Since the launch of the NDIS, the proportion of Australians diagnosed as disabled has increased. The cost of supporting this increasing proportion of disabled Australians has also increased at a rate faster than economic growth and inflation.

These two phenomena, individually let alone combined, suggest that the NDIS is incentivising over-diagnosis, over-servicing, and fraud – just as famous American investor Charlie Munger might have predicted when he said, ‘Show me the incentive, I’ll show you the outcome.’

A whole new economic sector has developed creating NDIS-compliant legal structures and delivering business development courses teaching people to identify and provide services to the disabled. According to recent research from investment bank Jarden, approximately 130,000 out of 437,000 new jobs created in the 12 months to February 2024 were in NDIS-related industries such as allied health and non-childcare social assistance. A growth that masks the slowdown in the private sector jobs market.

Recently, John Dardo, the head of the NDIS integrity and fraud unit, told a Senate Estimates Committee that, ‘90 per cent of support coordinators commit fraud’ and that prosecuting them would overwhelm the criminal justice system.

In 2022, Michael Phelan, the previous CEO of the Australian Criminal Intelligence Commission, the Commonwealth body chartered with combating threats from ‘transnational serious and organised crime’, estimated that, ‘as much as 15 to 20 per cent’ of the NDIS was ‘misused’.

Assuming the lower bound of Phelan’s estimate, this implies that just shy of $20 billion will have been lost to taxpayers from NDIS ‘misuse’ over the first term of the Albanese government. This amount is broadly equivalent to the annual value of the Phase 3 tax cuts and double what the government allocated for the Housing Australia Future Fund to ‘create a secure, ongoing pipeline of funding for social and affordable rental housing’.

The NDIS is not just a weapon of budget destruction but also contributes to Australia’s inflation, productivity and crime problems. The economic incentives the NDIS creates are leading to an increasing reallocation of national resources from higher productivity to lower productive activities.

The absence of immediate and tangible actions by the government to bring the NDIS under control is puzzling. There is no means testing for eligibility and non-citizen holders of Permanent and Protected Special Category visas are eligible.

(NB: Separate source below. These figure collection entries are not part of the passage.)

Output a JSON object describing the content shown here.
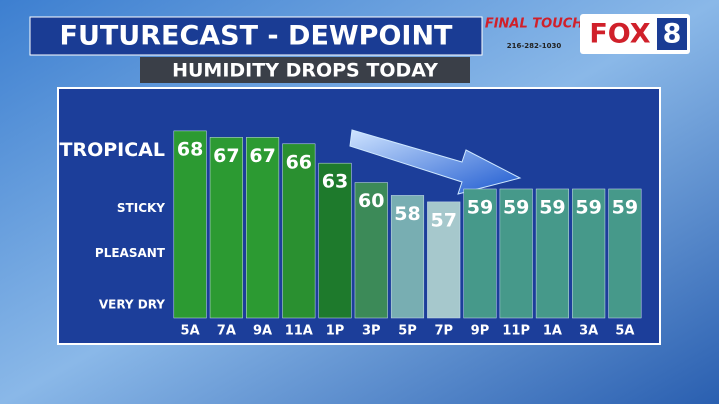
{
  "chart_data": {
    "type": "bar",
    "title": "FUTURECAST - DEWPOINT",
    "subtitle": "HUMIDITY DROPS TODAY",
    "categories": [
      "5A",
      "7A",
      "9A",
      "11A",
      "1P",
      "3P",
      "5P",
      "7P",
      "9P",
      "11P",
      "1A",
      "3A",
      "5A"
    ],
    "values": [
      68,
      67,
      67,
      66,
      63,
      60,
      58,
      57,
      59,
      59,
      59,
      59,
      59
    ],
    "colors": [
      "#2c9a32",
      "#2c9a32",
      "#2c9a32",
      "#2a9030",
      "#1e7a2c",
      "#3c8a58",
      "#78aeb2",
      "#a6c8cc",
      "#46998a",
      "#46998a",
      "#46998a",
      "#46998a",
      "#46998a"
    ],
    "ylim": [
      39,
      70
    ],
    "yticks": [
      {
        "value": 65,
        "label": "TROPICAL"
      },
      {
        "value": 56,
        "label": "STICKY"
      },
      {
        "value": 49,
        "label": "PLEASANT"
      },
      {
        "value": 41,
        "label": "VERY DRY"
      }
    ]
  },
  "branding": {
    "sponsor": "FINAL TOUCH",
    "phone": "216-282-1030",
    "station": "FOX",
    "channel": "8"
  }
}
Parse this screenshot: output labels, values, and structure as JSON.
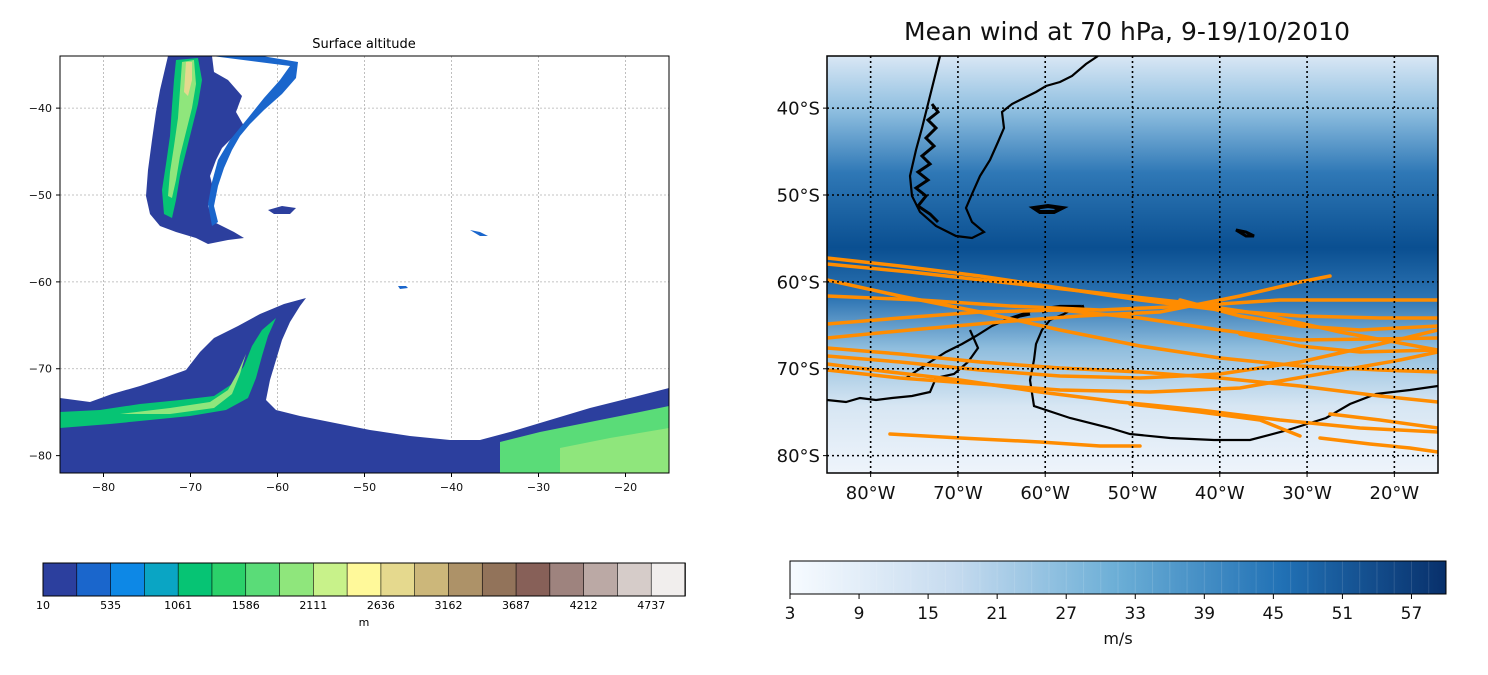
{
  "left_panel": {
    "title": "Surface altitude",
    "x_ticks": [
      {
        "value": -80,
        "label": "−80"
      },
      {
        "value": -70,
        "label": "−70"
      },
      {
        "value": -60,
        "label": "−60"
      },
      {
        "value": -50,
        "label": "−50"
      },
      {
        "value": -40,
        "label": "−40"
      },
      {
        "value": -30,
        "label": "−30"
      },
      {
        "value": -20,
        "label": "−20"
      }
    ],
    "y_ticks": [
      {
        "value": -40,
        "label": "−40"
      },
      {
        "value": -50,
        "label": "−50"
      },
      {
        "value": -60,
        "label": "−60"
      },
      {
        "value": -70,
        "label": "−70"
      },
      {
        "value": -80,
        "label": "−80"
      }
    ],
    "xlim": [
      -85,
      -15
    ],
    "ylim": [
      -82,
      -34
    ],
    "colorbar": {
      "unit_label": "m",
      "tick_labels": [
        "10",
        "535",
        "1061",
        "1586",
        "2111",
        "2636",
        "3162",
        "3687",
        "4212",
        "4737"
      ],
      "colors": [
        "#2c3f9e",
        "#1a66cc",
        "#0d88e6",
        "#0aa5c4",
        "#06c474",
        "#2bd16a",
        "#5adc78",
        "#8fe67c",
        "#c8f28a",
        "#fff99a",
        "#e5d98e",
        "#ccb77a",
        "#ad9268",
        "#92735a",
        "#876058",
        "#9e837e",
        "#bba9a5",
        "#d6ccc9",
        "#f1eeed"
      ]
    }
  },
  "right_panel": {
    "title": "Mean wind at 70 hPa, 9-19/10/2010",
    "x_ticks": [
      {
        "value": -80,
        "label": "80°W"
      },
      {
        "value": -70,
        "label": "70°W"
      },
      {
        "value": -60,
        "label": "60°W"
      },
      {
        "value": -50,
        "label": "50°W"
      },
      {
        "value": -40,
        "label": "40°W"
      },
      {
        "value": -30,
        "label": "30°W"
      },
      {
        "value": -20,
        "label": "20°W"
      }
    ],
    "y_ticks": [
      {
        "value": -40,
        "label": "40°S"
      },
      {
        "value": -50,
        "label": "50°S"
      },
      {
        "value": -60,
        "label": "60°S"
      },
      {
        "value": -70,
        "label": "70°S"
      },
      {
        "value": -80,
        "label": "80°S"
      }
    ],
    "xlim": [
      -85,
      -15
    ],
    "ylim": [
      -82,
      -34
    ],
    "colorbar": {
      "unit_label": "m/s",
      "tick_labels": [
        "3",
        "9",
        "15",
        "21",
        "27",
        "33",
        "39",
        "45",
        "51",
        "57"
      ],
      "range": [
        3,
        60
      ],
      "color_low": "#f4f9ff",
      "color_high": "#08306b"
    },
    "track_color": "#ff8c00",
    "coast_color": "#000000"
  }
}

Given some of the unusual policy positions emanating from Treasury, including the circular argument that bracket creep is good for inflation management, it is not beyond the realm of possibility that Treasury has advised the government that slowing down the growth in the NDIS would slow down the economy.

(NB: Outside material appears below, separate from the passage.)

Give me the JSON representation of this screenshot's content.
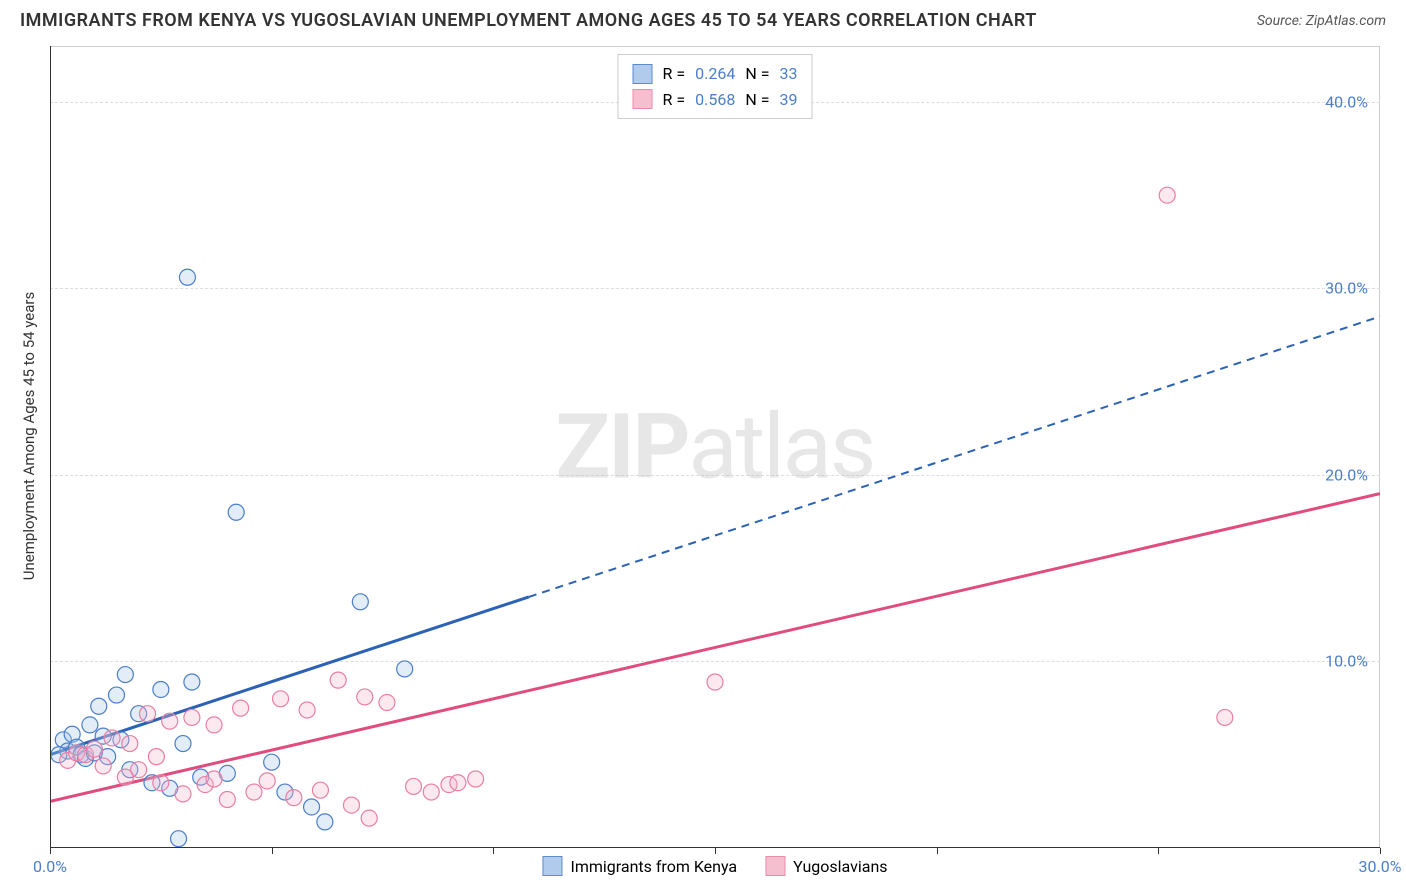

Were such advice provided, it would reflect a similar logic deployed when Treasury advised the Morrison government against a clawback mechanism in the JobKeeper scheme so to ‘support confidence, maximise take up and reduce uncertainty’.

The design and operation of programs such as NDIS and JobKeeper, with their high levels of cost, fraud and waste, demonstrate an increasing pattern of contempt shown by Canberra for Australian taxpayers. At least, however, the JobKeeper program has now concluded.

Urgent action by government is required to regain control over the NDIS before the scheme and the Commonwealth budget career into an economic abyss. Equally urgent is a cultural change in Canberra to better respect the increasingly large volumes of taxes it collects, and the damaging economic distortions created.